Max se mit en place avec un petit loup excité, et en face, son ami Idori, un petit faucon gris tacheté sur l'épaule. Les équipes se succédaient. Au départ, elles avaient un peu de mal, et échouaient souvent, mais au fil des parties, les duos se comprenaient de mieux en mieux, et tous virent l'intérêt et les effets de cet exercice. Maître Ilizza prit à part ceux qui n'avaient pas d'éclateil, c'est-à-dire moi, Sorito, un apprenti-guerrier discret aux cheveux noirs, Sallya, tout aussi discrète, et une fille nommé Ruby qui ne désirait pas invoquer.
« Votre objectif sera de créer la confusion dans les duos adverses, pour les empêcher de rattraper la balle à temps. Si elle touche le sol, ils ont perdu. Aidez-vous de votre avantage pour les déstabiliser, feinter, et observer leurs mouvements et leurs points faibles.
-Notre avantage ?s'étonna Ruby.
-Puisque vous n'avez pas à vous occuper d'un animal, ni de vous décider, d'essayer de le comprendre et d'anticiper sa réaction, lui expliqua la prof, il vous suffit de rattraper la balle, alors concentrez vous sur votre lancer, afin de compliquer la tâche à vos adversaires.
-Donc nous sommes en quelques sortes, un niveau 2 de cet exercice, n'est-ce pas ?remarquai-je, perspicace.

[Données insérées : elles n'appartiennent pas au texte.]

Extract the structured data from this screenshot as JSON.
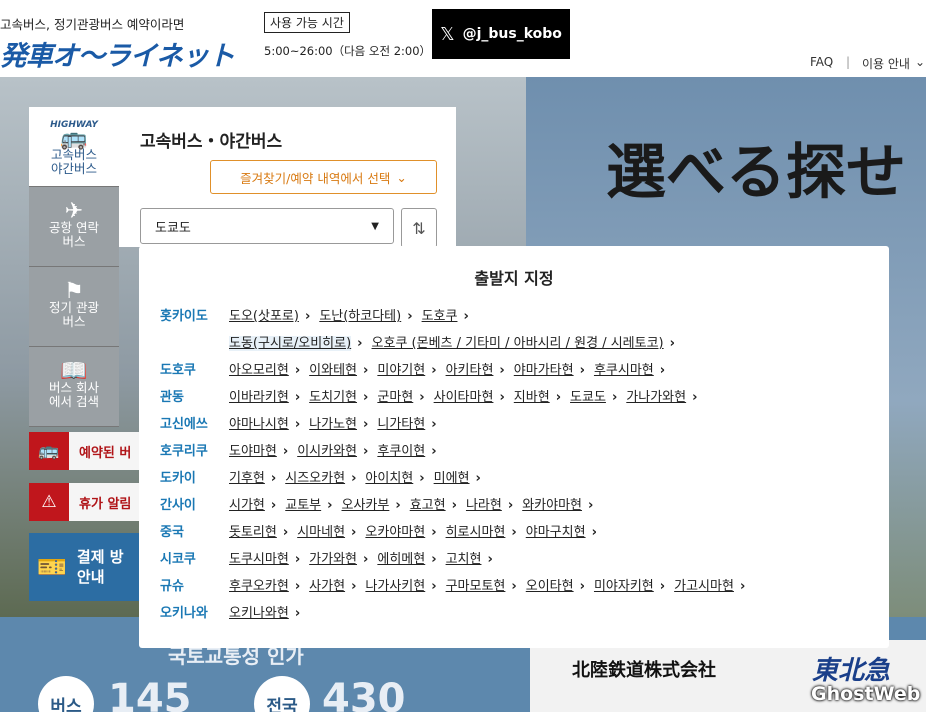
{
  "header": {
    "tagline": "고속버스, 정기관광버스 예약이라면",
    "logo": "発車オ～ライネット",
    "hours_badge": "사용 가능 시간",
    "hours": "5:00~26:00（다음 오전 2:00）",
    "x_handle": "@j_bus_kobo",
    "nav": [
      "FAQ",
      "이용 안내"
    ]
  },
  "sidebar": {
    "items": [
      {
        "label": "고속버스\n야간버스",
        "badge": "HIGHWAY",
        "icon": "bus-icon"
      },
      {
        "label": "공항 연락\n버스",
        "icon": "airplane-icon"
      },
      {
        "label": "정기 관광\n버스",
        "icon": "flag-icon"
      },
      {
        "label": "버스 회사\n에서 검색",
        "icon": "book-icon"
      }
    ]
  },
  "search_panel": {
    "title": "고속버스・야간버스",
    "favorites_button": "즐겨찾기/예약 내역에서 선택",
    "origin_select": "도쿄도"
  },
  "alerts": {
    "reserved": "예약된 버",
    "holiday": "휴가 알림",
    "payment": "결제 방\n안내"
  },
  "banner": {
    "headline": "選べる探せ",
    "ministry_text": "국토교통성 인가",
    "bus_circle": "버스",
    "bus_number": "145",
    "nation_circle": "전국",
    "nation_number": "430",
    "company1": "北陸鉄道株式会社",
    "company2": "東北急"
  },
  "modal": {
    "title": "출발지 지정",
    "regions": [
      {
        "name": "홋카이도",
        "items": [
          "도오(삿포로)",
          "도난(하코다테)",
          "도호쿠"
        ]
      },
      {
        "name": "",
        "items": [
          "도동(구시로/오비히로)",
          "오호쿠 (몬베츠 / 기타미 / 아바시리 / 원경 / 시레토코)"
        ]
      },
      {
        "name": "도호쿠",
        "items": [
          "아오모리현",
          "이와테현",
          "미야기현",
          "아키타현",
          "야마가타현",
          "후쿠시마현"
        ]
      },
      {
        "name": "관동",
        "items": [
          "이바라키현",
          "도치기현",
          "군마현",
          "사이타마현",
          "지바현",
          "도쿄도",
          "가나가와현"
        ]
      },
      {
        "name": "고신에쓰",
        "items": [
          "야마나시현",
          "나가노현",
          "니가타현"
        ]
      },
      {
        "name": "호쿠리쿠",
        "items": [
          "도야마현",
          "이시카와현",
          "후쿠이현"
        ]
      },
      {
        "name": "도카이",
        "items": [
          "기후현",
          "시즈오카현",
          "아이치현",
          "미에현"
        ]
      },
      {
        "name": "간사이",
        "items": [
          "시가현",
          "교토부",
          "오사카부",
          "효고현",
          "나라현",
          "와카야마현"
        ]
      },
      {
        "name": "중국",
        "items": [
          "돗토리현",
          "시마네현",
          "오카야마현",
          "히로시마현",
          "야마구치현"
        ]
      },
      {
        "name": "시코쿠",
        "items": [
          "도쿠시마현",
          "가가와현",
          "에히메현",
          "고치현"
        ]
      },
      {
        "name": "규슈",
        "items": [
          "후쿠오카현",
          "사가현",
          "나가사키현",
          "구마모토현",
          "오이타현",
          "미야자키현",
          "가고시마현"
        ]
      },
      {
        "name": "오키나와",
        "items": [
          "오키나와현"
        ]
      }
    ]
  },
  "watermark": "GhostWeb"
}
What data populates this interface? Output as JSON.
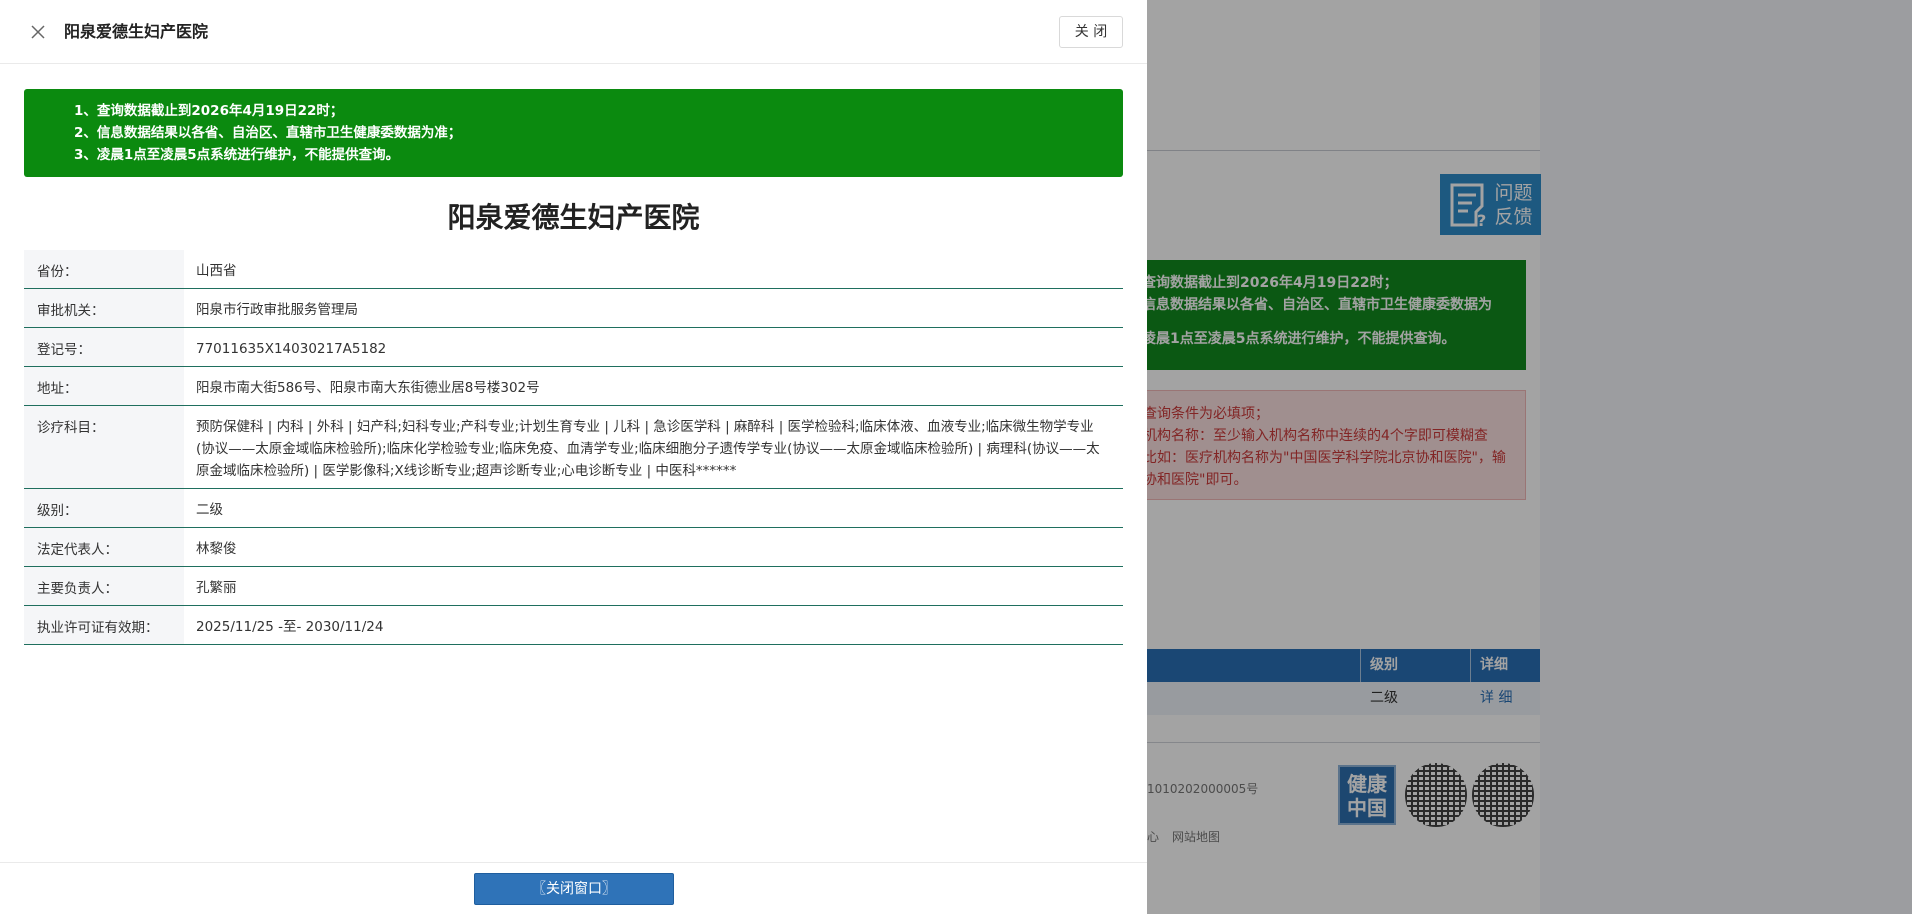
{
  "background": {
    "feedback_button": {
      "line1": "问题",
      "line2": "反馈"
    },
    "notice_green": [
      "查询数据截止到2026年4月19日22时；",
      "信息数据结果以各省、自治区、直辖市卫生健康委数据为",
      "凌晨1点至凌晨5点系统进行维护，不能提供查询。"
    ],
    "notice_red": [
      "查询条件为必填项；",
      "机构名称：至少输入机构名称中连续的4个字即可模糊查",
      "比如：医疗机构名称为\"中国医学科学院北京协和医院\"，输",
      "协和医院\"即可。"
    ],
    "table": {
      "headers": {
        "level": "级别",
        "detail": "详细"
      },
      "rows": [
        {
          "level": "二级",
          "detail": "详 细"
        }
      ]
    },
    "footer": {
      "record_number": "1010202000005号",
      "link_left": "心",
      "sitemap": "网站地图",
      "health_logo": {
        "line1": "健康",
        "line2": "中国"
      }
    }
  },
  "dialog": {
    "title": "阳泉爱德生妇产医院",
    "close_button": "关 闭",
    "notice": [
      "1、查询数据截止到2026年4月19日22时；",
      "2、信息数据结果以各省、自治区、直辖市卫生健康委数据为准；",
      "3、凌晨1点至凌晨5点系统进行维护，不能提供查询。"
    ],
    "hospital_name": "阳泉爱德生妇产医院",
    "fields": [
      {
        "label": "省份：",
        "value": "山西省"
      },
      {
        "label": "审批机关：",
        "value": "阳泉市行政审批服务管理局"
      },
      {
        "label": "登记号：",
        "value": "77011635X14030217A5182"
      },
      {
        "label": "地址：",
        "value": "阳泉市南大街586号、阳泉市南大东街德业居8号楼302号"
      },
      {
        "label": "诊疗科目：",
        "value": "预防保健科 | 内科 | 外科 | 妇产科;妇科专业;产科专业;计划生育专业 | 儿科 | 急诊医学科 | 麻醉科 | 医学检验科;临床体液、血液专业;临床微生物学专业(协议——太原金域临床检验所);临床化学检验专业;临床免疫、血清学专业;临床细胞分子遗传学专业(协议——太原金域临床检验所) | 病理科(协议——太原金域临床检验所) | 医学影像科;X线诊断专业;超声诊断专业;心电诊断专业 | 中医科******"
      },
      {
        "label": "级别：",
        "value": "二级"
      },
      {
        "label": "法定代表人：",
        "value": "林黎俊"
      },
      {
        "label": "主要负责人：",
        "value": "孔繁丽"
      },
      {
        "label": "执业许可证有效期：",
        "value": "2025/11/25 -至- 2030/11/24"
      }
    ],
    "close_window_button": "〖关闭窗口〗"
  }
}
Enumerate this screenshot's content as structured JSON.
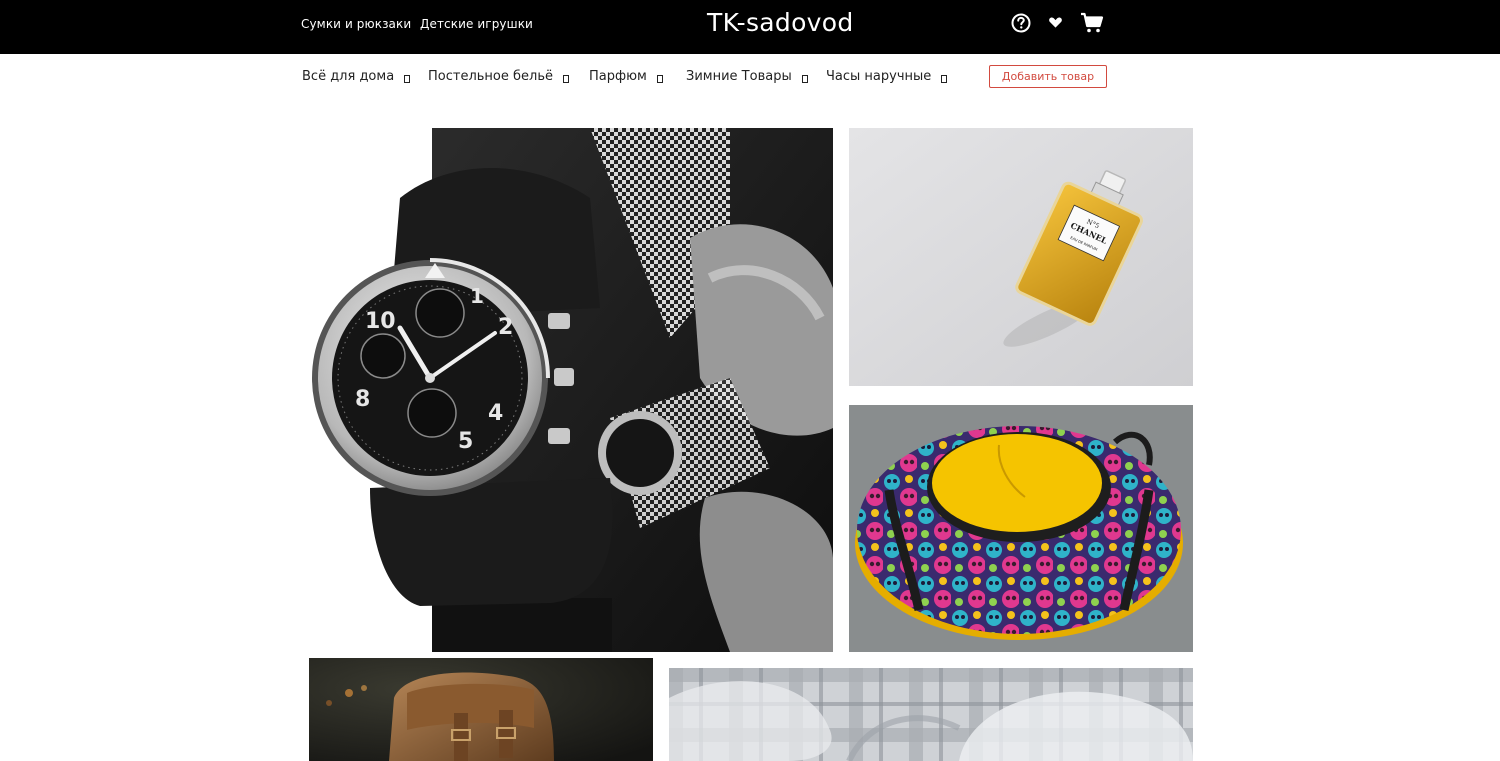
{
  "header": {
    "links": [
      "Сумки и рюкзаки",
      "Детские игрушки"
    ],
    "brand": "TK-sadovod",
    "icons": [
      "help-circle-icon",
      "heart-icon",
      "cart-icon"
    ]
  },
  "nav": {
    "items": [
      "Всё для дома",
      "Постельное бельё",
      "Парфюм",
      "Зимние Товары",
      "Часы наручные"
    ],
    "add_button": "Добавить товар"
  },
  "tiles": {
    "watch": {
      "numerals": [
        "10",
        "2",
        "8",
        "4",
        "5",
        "1"
      ]
    },
    "perfume": {
      "brand": "CHANEL",
      "label_top": "N°5",
      "label_bottom": "EAU DE PARFUM"
    }
  },
  "colors": {
    "header_bg": "#000000",
    "accent": "#d24a3f",
    "perfume_bg": "#dcdcde",
    "tube_bg": "#8a8e8e",
    "tube_yellow": "#f7c400"
  }
}
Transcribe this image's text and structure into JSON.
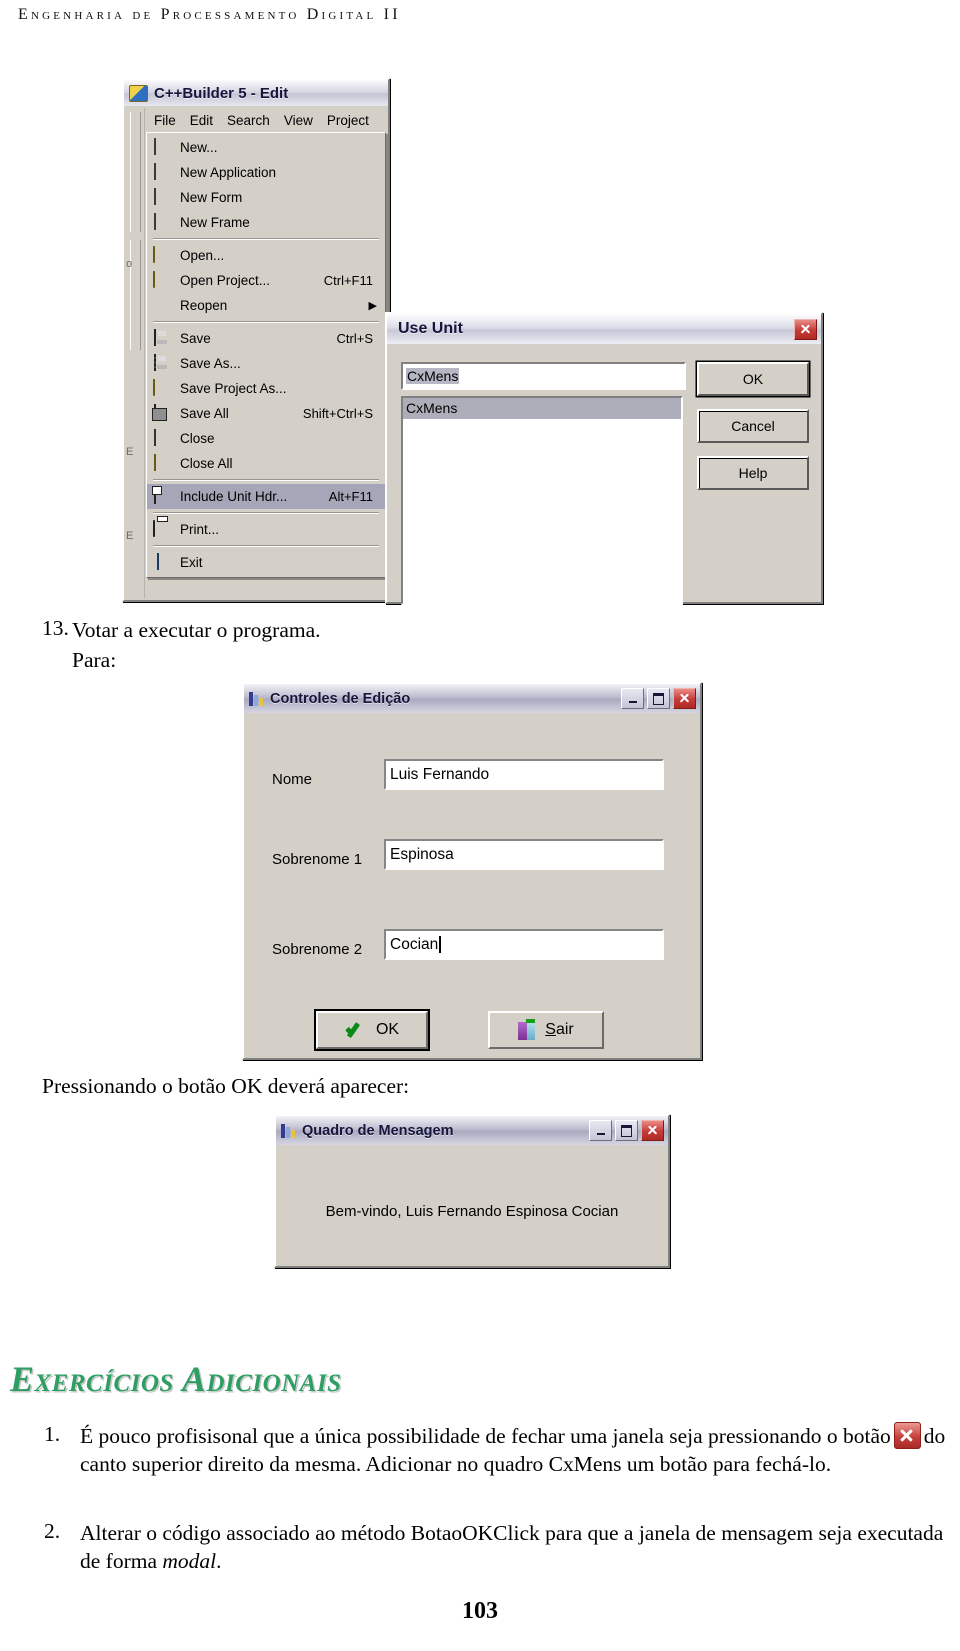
{
  "running_head": "Engenharia de Processamento Digital II",
  "builder_window": {
    "title": "C++Builder 5 - Edit",
    "app_icon": "cppbuilder-icon",
    "menubar": [
      "File",
      "Edit",
      "Search",
      "View",
      "Project"
    ],
    "menu_items": [
      {
        "label": "New...",
        "accel": "",
        "icon": "new-document-icon",
        "selected": false,
        "sep_after": false
      },
      {
        "label": "New Application",
        "accel": "",
        "icon": "new-application-icon",
        "selected": false,
        "sep_after": false
      },
      {
        "label": "New Form",
        "accel": "",
        "icon": "new-form-icon",
        "selected": false,
        "sep_after": false
      },
      {
        "label": "New Frame",
        "accel": "",
        "icon": "new-frame-icon",
        "selected": false,
        "sep_after": true
      },
      {
        "label": "Open...",
        "accel": "",
        "icon": "open-folder-icon",
        "selected": false,
        "sep_after": false
      },
      {
        "label": "Open Project...",
        "accel": "Ctrl+F11",
        "icon": "open-project-icon",
        "selected": false,
        "sep_after": false
      },
      {
        "label": "Reopen",
        "accel": "",
        "icon": "none",
        "selected": false,
        "sep_after": true,
        "submenu": true
      },
      {
        "label": "Save",
        "accel": "Ctrl+S",
        "icon": "save-disk-icon",
        "selected": false,
        "sep_after": false
      },
      {
        "label": "Save As...",
        "accel": "",
        "icon": "save-as-icon",
        "selected": false,
        "sep_after": false
      },
      {
        "label": "Save Project As...",
        "accel": "",
        "icon": "save-project-as-icon",
        "selected": false,
        "sep_after": false
      },
      {
        "label": "Save All",
        "accel": "Shift+Ctrl+S",
        "icon": "save-all-icon",
        "selected": false,
        "sep_after": false
      },
      {
        "label": "Close",
        "accel": "",
        "icon": "close-file-icon",
        "selected": false,
        "sep_after": false
      },
      {
        "label": "Close All",
        "accel": "",
        "icon": "close-all-icon",
        "selected": false,
        "sep_after": true
      },
      {
        "label": "Include Unit Hdr...",
        "accel": "Alt+F11",
        "icon": "include-unit-icon",
        "selected": true,
        "sep_after": true
      },
      {
        "label": "Print...",
        "accel": "",
        "icon": "printer-icon",
        "selected": false,
        "sep_after": true
      },
      {
        "label": "Exit",
        "accel": "",
        "icon": "exit-icon",
        "selected": false,
        "sep_after": false
      }
    ]
  },
  "use_unit_dialog": {
    "title": "Use Unit",
    "edit_value": "CxMens",
    "list_items": [
      "CxMens"
    ],
    "buttons": {
      "ok": "OK",
      "cancel": "Cancel",
      "help": "Help"
    },
    "close_button": "close-icon"
  },
  "step13": {
    "number": "13.",
    "text": "Votar a executar o programa.",
    "sub": "Para:"
  },
  "edit_controls_window": {
    "title": "Controles de Edição",
    "app_icon": "application-icon",
    "fields": [
      {
        "label": "Nome",
        "value": "Luis Fernando",
        "caret": false
      },
      {
        "label": "Sobrenome 1",
        "value": "Espinosa",
        "caret": false
      },
      {
        "label": "Sobrenome 2",
        "value": "Cocian",
        "caret": true
      }
    ],
    "buttons": [
      {
        "label": "OK",
        "icon": "green-check-icon",
        "default": true
      },
      {
        "label": "Sair",
        "icon": "exit-door-icon",
        "default": false,
        "accel_letter": "S"
      }
    ],
    "titlebar_buttons": [
      "minimize-icon",
      "maximize-icon",
      "close-icon"
    ]
  },
  "caption_after_form": "Pressionando o botão OK deverá aparecer:",
  "message_window": {
    "title": "Quadro de Mensagem",
    "app_icon": "application-icon",
    "message": "Bem-vindo, Luis Fernando Espinosa Cocian",
    "titlebar_buttons": [
      "minimize-icon",
      "maximize-icon",
      "close-icon"
    ]
  },
  "exercises": {
    "heading": "Exercícios Adicionais",
    "items": [
      {
        "number": "1.",
        "part1": "É pouco profisisonal que a única possibilidade de fechar uma janela seja pressionando o botão",
        "inline_icon": "red-close-icon",
        "part2": "do canto superior direito da mesma. Adicionar no quadro CxMens um botão para fechá-lo."
      },
      {
        "number": "2.",
        "part1": "Alterar o código associado ao método BotaoOKClick para que a janela de mensagem seja executada de forma",
        "italic_word": "modal",
        "part2": "."
      }
    ]
  },
  "page_number": "103",
  "colors": {
    "heading_green": "#2f9e63",
    "close_red": "#c7423c",
    "window_face": "#d4d0c8",
    "menu_selection": "#a6a6b8"
  }
}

-Exact...Mais profitez-en pour apprendre à analyser votre adversaire. Pouvoir prédire chacun de ses mouvements est un grand avantage, en combat. »
Sorito et Sallya hochèrent la tête.
Déçu de ne pas pouvoir profiter de l'exercice autant que les autres élèves, je m'exécutais néanmoins et m'appliquai à leur rendre cet entraînement extrêmement dur, voir impossible.
J'observais, et j'enchaînai un saut vers le haut (comme appris la veille en cours de Parkour, en répartissant bien mon poids sur mes appuis) pour rattraper la balle, puis, toujours en l'air, je la projetais dans un lancer court et puissant. À peine atterri, j'observai avec attention les mouvements et les premiers réflexes de Max. Étant droitier, il poussait naturellement sur sa jambe droite. Viser le côté gauche serait lui faire un cadeau. De plus son loup semblait l'avoir remarqué aussi, car quand la balle était très courte et du côté droit, il filait sans même regarder son maître, car il savait que ce dernier n'aurait pas le temps de réagir.
J'avais toujours aimé observer et analyser les gens. Je le faisait presque en permanence sans même m'en rendre compte. Au bout d'un moment, les autres élèves commencèrent à se plaindre de la difficulté qu'il éprouvait en m'affrontant. Ils préféraient se battre contre Ruby, qui ne pensait qu'à s'amuser plutôt que progresser, ce qui rendait la chose plus facile.
Mais Maître Ilizza ne les laissa pas s'imposer.
« Si vous voulez vous améliorer, vous feriez mieux de vous mesurer à des élèves plus fort que vous. Et puis vous pensez peut-être que dans un vrai combat, vous pourrez choisir votre adversaire ? Détrompez-vous ! »
Il était évident que les quatre apprentis-guerriers qui avait invoqué leur éclateil il y a plus longtemps(à savoir : Kiarès, Kod, Nérilios et Téméria) avaient un sérieux avantage. Et le combat le plus intéressant de la journée, fut sans aucun doute celui contre l'élève aux cheveux noirs et aux yeux ambrés.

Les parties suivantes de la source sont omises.